Il lavoro si conclude con “Synapses” e “Hypophysis”. La prima si può ancora definire musica tout court, la seconda invece sembra addirittura uno di quei brani subliminali che ripetono all’infinito una certa frequenza, chissà magari proprio per andare a stimolare l’ipofisi dell’ascoltatore….

In conclusione siamo davanti ad un lavoro complesso, cerebrale e molto sofisticato. Nonostante la difficoltà intrinseca e interpretativa, Reminiscence non potrà che suscitare una certa curiosità e un fascino sconosciuto.
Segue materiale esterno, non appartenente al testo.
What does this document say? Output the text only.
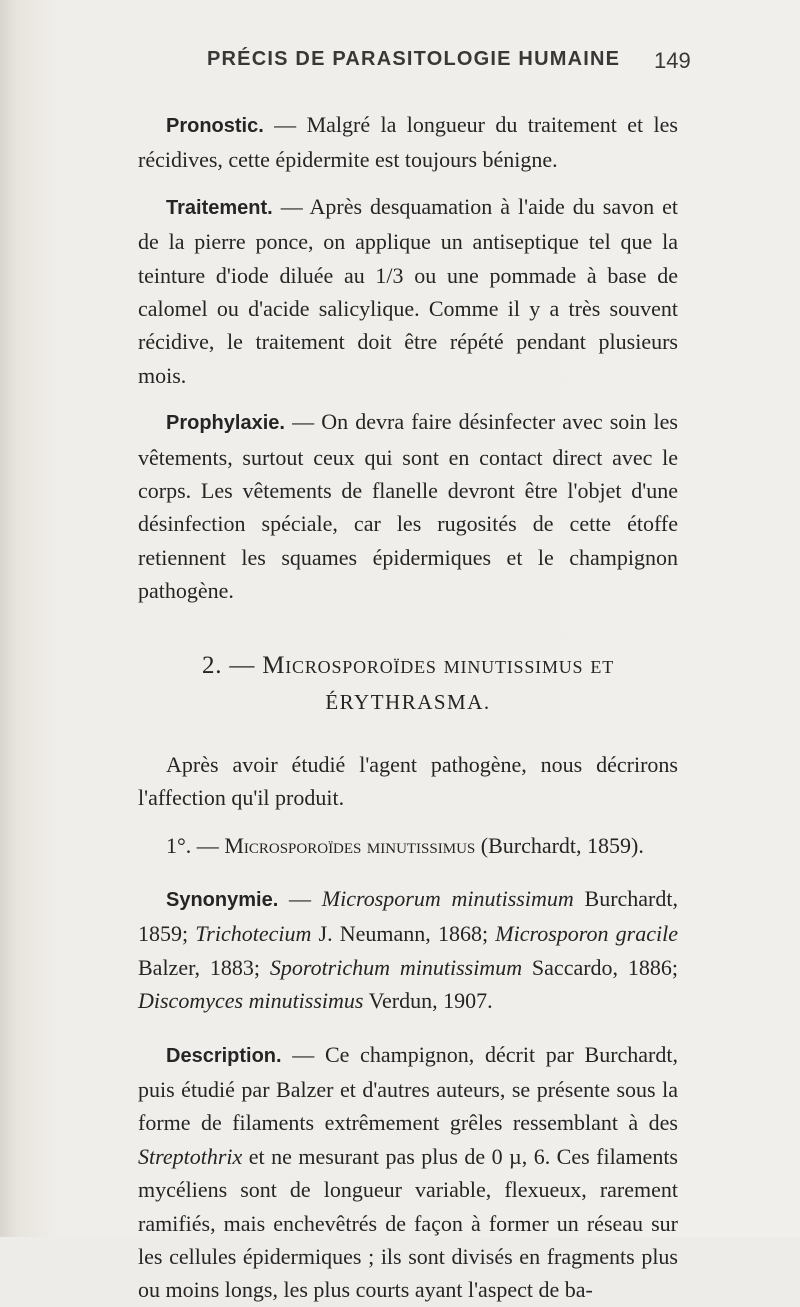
PRÉCIS DE PARASITOLOGIE HUMAINE 149

Pronostic. — Malgré la longueur du traitement et les récidives, cette épidermite est toujours bénigne.

Traitement. — Après desquamation à l'aide du savon et de la pierre ponce, on applique un antiseptique tel que la teinture d'iode diluée au 1/3 ou une pommade à base de calomel ou d'acide salicylique. Comme il y a très souvent récidive, le traitement doit être répété pendant plusieurs mois.

Prophylaxie. — On devra faire désinfecter avec soin les vêtements, surtout ceux qui sont en contact direct avec le corps. Les vêtements de flanelle devront être l'objet d'une désinfection spéciale, car les rugosités de cette étoffe retiennent les squames épidermiques et le champignon pathogène.

2. — Microsporoïdes minutissimus et
ÉRYTHRASMA.

Après avoir étudié l'agent pathogène, nous décrirons l'affection qu'il produit.

1°. — Microsporoïdes minutissimus (Burchardt, 1859).

Synonymie. — Microsporum minutissimum Burchardt, 1859; Trichotecium J. Neumann, 1868; Microsporon gracile Balzer, 1883; Sporotrichum minutissimum Saccardo, 1886; Discomyces minutissimus Verdun, 1907.

Description. — Ce champignon, décrit par Burchardt, puis étudié par Balzer et d'autres auteurs, se présente sous la forme de filaments extrêmement grêles ressemblant à des Streptothrix et ne mesurant pas plus de 0 µ, 6. Ces filaments mycéliens sont de longueur variable, flexueux, rarement ramifiés, mais enchevêtrés de façon à former un réseau sur les cellules épidermiques ; ils sont divisés en fragments plus ou moins longs, les plus courts ayant l'aspect de ba-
A questo proposito potremmo paragonare quest’opera a un quadro di un pittore futurista (avete presente?), lasciando giustamente a ciascuno di voi la possibilità di interpretarlo in base alle emozioni che esso suscita, senza esprimere un giudizio in assoluto. Per questa ragione ho deciso di mettere un voto intermedio, non potendomi sbilanciare né in positivo né in negativo. Che sia questa la musica del futuro? A voi “l’ardua sentenza!”